Einigen deutschen Verleihfirmen ist es offenbar immer noch nicht peinlich, mit plakativen Filmtiteln ein größeres Klientel anzulocken, auch wenn zum xten Male „Saw“ eingebunden wird, mit dessen Franchise vorliegender Streifen natürlich rein gar nichts gemein hat.
Vielleicht hätten das äußerst niedrige Budget von 40.000 Dollar und die sehr späte Veröffentlichung nach sechs Jahren bereits im Vorfeld zu denken geben sollen, sich auf das komplett einfältige Werk einzulassen.
Die beiden Einbrecher Tony und Detroit haben den Safe in einem bestimmten Haus im Visier und stoßen bei ihrer Suche in den Räumlichkeiten auf einen geknebelten Mann. Doch da geraten die Kriminellen bereits ins Visier eines Psychopathen, der seine Opfer vorzugsweise mit Knebel ruhig stellt…
Auch wenn die Grundidee, - Kriminelle treffen auf Psychopathen - in jüngerer Zeit bereits häufiger zum Einsatz kam, so lässt sich dieses Sujet an sich gut ausschöpfen, indem durch die Umverteilung der Sympathien ein gewisser Unterhaltungsfaktor ins Spiel kommt, der hier allerdings kaum gegeben ist. Die Einbrecher wirken von vornherein recht harmlos und scheinen kaum einer Fliege etwas zuleide tun zu können, während der Psychopath zu keiner Zeit seine Motivation offenbart. Selbst der Hintergrund einer Entführung wird per Flashback nur vage angedeutet und ergibt im Nachhinein genauso wenig Sinn, wie einige Szenen vor dem minimalen Twist, welche weder erklärt, noch unter rationalen Aspekten in die Geschichte integriert werden können.

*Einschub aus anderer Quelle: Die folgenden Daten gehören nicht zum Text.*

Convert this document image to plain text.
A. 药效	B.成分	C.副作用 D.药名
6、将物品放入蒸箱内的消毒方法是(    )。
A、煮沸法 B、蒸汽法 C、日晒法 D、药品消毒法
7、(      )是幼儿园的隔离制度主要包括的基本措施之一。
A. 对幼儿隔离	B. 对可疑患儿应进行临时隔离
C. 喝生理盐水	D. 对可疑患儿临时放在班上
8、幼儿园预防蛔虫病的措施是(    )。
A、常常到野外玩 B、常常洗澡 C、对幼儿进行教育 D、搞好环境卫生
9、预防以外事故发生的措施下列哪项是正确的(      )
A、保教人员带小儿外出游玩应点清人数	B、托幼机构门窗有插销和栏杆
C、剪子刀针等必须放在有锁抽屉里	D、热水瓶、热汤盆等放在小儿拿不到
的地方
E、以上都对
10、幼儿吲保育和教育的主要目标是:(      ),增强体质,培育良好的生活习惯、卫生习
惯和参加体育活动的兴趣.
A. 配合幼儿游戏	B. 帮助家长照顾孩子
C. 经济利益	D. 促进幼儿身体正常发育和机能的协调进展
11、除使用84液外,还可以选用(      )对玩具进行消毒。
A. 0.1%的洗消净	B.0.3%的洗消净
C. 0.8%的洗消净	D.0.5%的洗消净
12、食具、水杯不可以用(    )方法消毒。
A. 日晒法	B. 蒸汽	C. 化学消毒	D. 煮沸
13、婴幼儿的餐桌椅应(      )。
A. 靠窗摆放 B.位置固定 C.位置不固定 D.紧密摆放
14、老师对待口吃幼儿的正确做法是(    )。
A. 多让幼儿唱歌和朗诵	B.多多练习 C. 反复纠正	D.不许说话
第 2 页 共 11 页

Dass der Irre vom äußeren Erscheinungsbild eigentlich aus einer angesagten Boygroup entsprungen sein könnte, ist zwar eine leichte Innovation, doch alles andere wirkt gnadenlos uninspiriert und dazu auch noch reichlich blutarm. Ein, zwei nicht so überzeugend in Szene gesetzte Kehlenschnitte sind auszumachen, ein Holzspeer, der aus verdecktem Blickwinkel in den Körper gerammt wird (man sieht nur das schreiende Opfer) und eine kurze Sequenz unter Narkosemitteln, die zu den wenigen Highlights des Streifens zählt, bei der mit kleinen Auflockerungen gearbeitet wird und kurze kannibalistische Elemente zum Einsatz kommen.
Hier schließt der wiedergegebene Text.